Case ID: so2d_976/html/1177-01.html
Source: Caselaw Access Project
Author: {"author": "DAMOORGIAN, J.", "license": "Public Domain", "url": "https://static.case.law/"}
Date Created: 2024-08-24T03:29:51.129683

Freddie EDWARDS, Appellant, v. STATE of Florida, Appellee.
    No. 4D07-1969.
    District Court of Appeal of Florida, Fourth District.
    March 19, 2008.
    
      Carey Haughwout, Public Defender, Peggy Natale, Assistant Public Defender, and Karen G. Brown, Certified Legal Intern, West Palm Beach, for appellant.
    Bill McCollum, Attorney General, Tallahassee, and Joseph A. Tringali, Assistant Attorney General, West Palm Beach, for appellee.
   DAMOORGIAN, J.

Freddie Edwards appeals his conviction and sentence following a jury trial. We reverse because the trial court improperly denied Edwards’s motion to disqualify the trial judge pursuant to Florida Rule of Judicial Administration 2.330. We find no merit to appellant’s claim that the trial court improperly denied his motion for judgment of acquittal.

By way of background, Edwards’s criminal case was originally assigned to Judge Marc Gold’s division. Judge David Krathen was selected to try the case from the trial pool. The two assistant state attorneys assigned to try the case were supervised by Judge Krathen’s daughter. Edwards timely filed the motion to disqualify the trial judge on the day he learned of the trial judge’s relationship to the supervising prosecutor. Fla. R. Jud. Admin. 2.330(e). In considering the motion, Judge Krathen noted that his daughter could not oversee the prosecutors or try the case herself because she was on vacation. The motion was denied on the ground that it was untimely.

Review of the denial of a motion to disqualify is de novo. Chamberlain v. State, 881 So.2d 1087, 1097 (Fla.2004) (citations omitted). A motion to disqualify is legally sufficient if the facts would objectively cause a well-founded fear in the moving party that they would not receive a fair and impartial trial. Zuchel v. State, 824 So.2d 1044 (Fla. 4th DCA 2002). The trial court shall rule only on the sufficiency of the motion and shall not pass on the truth of the facts alleged. Fla. R. Jud. Admin. 2.330(f).

Here, the trial judge stepped beyond the bounds of Rule 2.330. The judge improperly interjected himself into the motion by attempting to determine the truthfulness of the allegations in the motion and relying on facts not in the motion. See Corie v. City of Riviera Beach, 954 So.2d 68 (Fla. 4th DCA 2007) (objective fear of failing to receive a fair and impartial trial must be viewed from the movant’s perspective). Moreover, the allegations in the motion established that the motion was timely.

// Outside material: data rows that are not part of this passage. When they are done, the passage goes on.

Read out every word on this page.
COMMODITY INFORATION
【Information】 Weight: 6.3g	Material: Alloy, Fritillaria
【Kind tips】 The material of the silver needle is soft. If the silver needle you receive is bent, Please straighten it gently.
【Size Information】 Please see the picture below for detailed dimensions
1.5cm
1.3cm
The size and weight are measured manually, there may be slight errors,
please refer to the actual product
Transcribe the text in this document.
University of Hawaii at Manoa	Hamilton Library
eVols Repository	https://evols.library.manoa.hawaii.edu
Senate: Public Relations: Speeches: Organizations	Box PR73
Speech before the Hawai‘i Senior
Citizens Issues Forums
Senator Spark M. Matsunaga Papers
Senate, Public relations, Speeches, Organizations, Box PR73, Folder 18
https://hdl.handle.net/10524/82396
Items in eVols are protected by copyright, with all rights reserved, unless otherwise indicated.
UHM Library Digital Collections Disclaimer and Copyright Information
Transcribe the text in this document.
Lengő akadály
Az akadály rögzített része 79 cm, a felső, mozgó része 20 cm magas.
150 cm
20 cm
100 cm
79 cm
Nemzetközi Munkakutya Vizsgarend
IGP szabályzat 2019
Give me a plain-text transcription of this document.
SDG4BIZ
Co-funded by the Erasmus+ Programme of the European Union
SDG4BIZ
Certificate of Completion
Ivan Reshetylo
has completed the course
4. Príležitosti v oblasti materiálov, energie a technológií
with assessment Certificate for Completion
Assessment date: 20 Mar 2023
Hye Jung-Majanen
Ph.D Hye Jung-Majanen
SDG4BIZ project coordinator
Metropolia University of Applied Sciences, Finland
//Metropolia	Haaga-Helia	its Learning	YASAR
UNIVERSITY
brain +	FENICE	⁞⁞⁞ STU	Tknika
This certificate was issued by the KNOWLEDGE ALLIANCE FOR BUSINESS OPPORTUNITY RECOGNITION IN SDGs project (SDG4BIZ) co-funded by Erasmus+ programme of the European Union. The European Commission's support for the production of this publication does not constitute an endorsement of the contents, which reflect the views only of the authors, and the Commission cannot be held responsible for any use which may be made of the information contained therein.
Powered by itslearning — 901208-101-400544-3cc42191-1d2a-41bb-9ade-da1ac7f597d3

We therefore reverse and remand for a new trial with a successor judge.

Reversed and Remanded.

KLEIN and HAZOURI, JJ., concur. 
      
      . The Florida Code of Judicial Conduct and the Supreme Court Judicial Ethics Advisory Committee recommend judicial disqualification when a person related within the third degree to the judge is acting as an attorney or has greater than a de minimis interest in the proceeding. Fla. Code. Jud. Conduct, Canon 3(E)(1)(d)(ii) & (iii) (2007); see also S.Ct. Jud. Ethics Adv. Comm., Op. 06-26 (2006); S.Ct. Jud. Ethics Adv. Comm., Op. 01-05 (2001); Comm. on Std. of Conduct Gov. Judges, Op. 91-17 (1991); Comm. on Std. of Conduct Gov. Judges, Op. 82-17 (1982). An attorney who supervises trial counsel has greater than a de minimis interest in the proceeding.